Policies.MusicalChairNoSensing module¶

MusicalChairNoSensing: implementation of the decentralized multi-player policy from [[“Multiplayer bandits without observing collision information”, by Gabor Lugosi and Abbas Mehrabian]](https://arxiv.org/abs/1808.08416).

Note

The algorithm implemented here is Algorithm 1 (page 8) in the article, but the authors did not named it. I will refer to it as the Musical Chair algorithm with no sensing, or MusicalChairNoSensing in the code.

Policies.MusicalChairNoSensing.ConstantC = 1¶: A crazy large constant to get all the theoretical results working. The paper suggests \(C = 128\).

Warning

One can choose a much smaller value in order to (try to) have reasonable empirical performances! I have tried \(C = 1\). BUT the algorithm DOES NOT work better with a much smaller constant: every single simulations I tried end up with a linear regret for MusicalChairNoSensing.

Policies.MusicalChairNoSensing.parameter_g(K=9, m=3, T=1000, constant_c=1)[source]¶

Length \(g\) of the phase 1, from parameters K, m and T.

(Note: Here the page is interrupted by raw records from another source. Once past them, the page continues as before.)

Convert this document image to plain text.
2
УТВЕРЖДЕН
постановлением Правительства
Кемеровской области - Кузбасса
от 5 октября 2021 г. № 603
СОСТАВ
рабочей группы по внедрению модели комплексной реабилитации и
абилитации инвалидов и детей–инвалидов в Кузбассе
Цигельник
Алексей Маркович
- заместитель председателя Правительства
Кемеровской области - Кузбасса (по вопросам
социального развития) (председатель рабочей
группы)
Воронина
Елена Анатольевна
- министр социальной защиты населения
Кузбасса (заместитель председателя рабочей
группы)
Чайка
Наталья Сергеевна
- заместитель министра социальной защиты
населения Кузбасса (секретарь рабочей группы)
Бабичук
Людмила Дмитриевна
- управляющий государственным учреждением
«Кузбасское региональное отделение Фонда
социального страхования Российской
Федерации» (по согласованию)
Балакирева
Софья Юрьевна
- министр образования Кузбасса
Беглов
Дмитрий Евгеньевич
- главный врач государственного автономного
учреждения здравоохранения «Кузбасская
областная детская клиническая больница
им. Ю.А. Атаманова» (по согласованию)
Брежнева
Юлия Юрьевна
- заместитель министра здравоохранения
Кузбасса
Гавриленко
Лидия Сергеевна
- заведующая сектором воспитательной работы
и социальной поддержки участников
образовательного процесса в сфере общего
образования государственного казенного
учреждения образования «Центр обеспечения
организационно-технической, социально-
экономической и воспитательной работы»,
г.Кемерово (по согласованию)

\[g = 128 K \log(3 K m^2 T^2).\]

Examples:

>>> parameter_g(m=2, K=2, T=100)  # DOCTEST: +ELLIPSIS
3171.428...
>>> parameter_g(m=2, K=2, T=1000)  # DOCTEST: +ELLIPSIS
4350.352...
>>> parameter_g(m=2, K=3, T=100)  # DOCTEST: +ELLIPSIS
4912.841...
>>> parameter_g(m=3, K=3, T=100)  # DOCTEST: +ELLIPSIS
5224.239...

Policies.MusicalChairNoSensing.estimate_length_phases_12(K=3, m=9, Delta=0.1, T=1000)[source]¶

Estimate the length of phase 1 and 2 from the parameters of the problem.

Examples:

>>> estimate_length_phases_12(m=2, K=2, Delta=0.1, T=100)
198214307
>>> estimate_length_phases_12(m=2, K=2, Delta=0.01, T=100)
19821430723
>>> estimate_length_phases_12(m=2, K=2, Delta=0.1, T=1000)
271897030
>>> estimate_length_phases_12(m=2, K=3, Delta=0.1, T=100)
307052623
>>> estimate_length_phases_12(m=2, K=5, Delta=0.1, T=100)
532187397

Policies.MusicalChairNoSensing.smallest_T_from_where_length_phases_12_is_larger(K=3, m=9, Delta=0.1, Tmax=1000000000.0)[source]¶

Compute the smallest horizon T from where the (estimated) length of phases 1 and 2 is larger than T.

Examples:

>>> smallest_T_from_where_length_phases_12_is_larger(K=2, m=1)
687194767
>>> smallest_T_from_where_length_phases_12_is_larger(K=3, m=2)
1009317314
>>> smallest_T_from_where_length_phases_12_is_larger(K=3, m=3)
1009317314

Examples with even longer phase 1:

>>> smallest_T_from_where_length_phases_12_is_larger(K=10, m=5)
1009317314
>>> smallest_T_from_where_length_phases_12_is_larger(K=10, m=10)
1009317314

With \(K=100\) arms, it starts to be crazy:

>>> smallest_T_from_where_length_phases_12_is_larger(K=100, m=10)
1009317314

class Policies.MusicalChairNoSensing.State¶

Bases: enum.Enum

Different states during the Musical Chair with no sensing algorithm

InitialPhase = 2¶

MusicalChair = 4¶

NotStarted = 1¶

Sitted = 5¶

UniformWaitPhase2 = 3¶

__module__ = 'Policies.MusicalChairNoSensing'¶

class Policies.MusicalChairNoSensing.MusicalChairNoSensing(nbPlayers=1, nbArms=1, horizon=1000, constant_c=1, lower=0.0, amplitude=1.0)[source]¶

Bases: Policies.BasePolicy.BasePolicy

MusicalChairNoSensing: implementation of the decentralized multi-player policy from [[“Multiplayer bandits without observing collision information”, by Gabor Lugosi and Abbas Mehrabian]](https://arxiv.org/abs/1808.08416).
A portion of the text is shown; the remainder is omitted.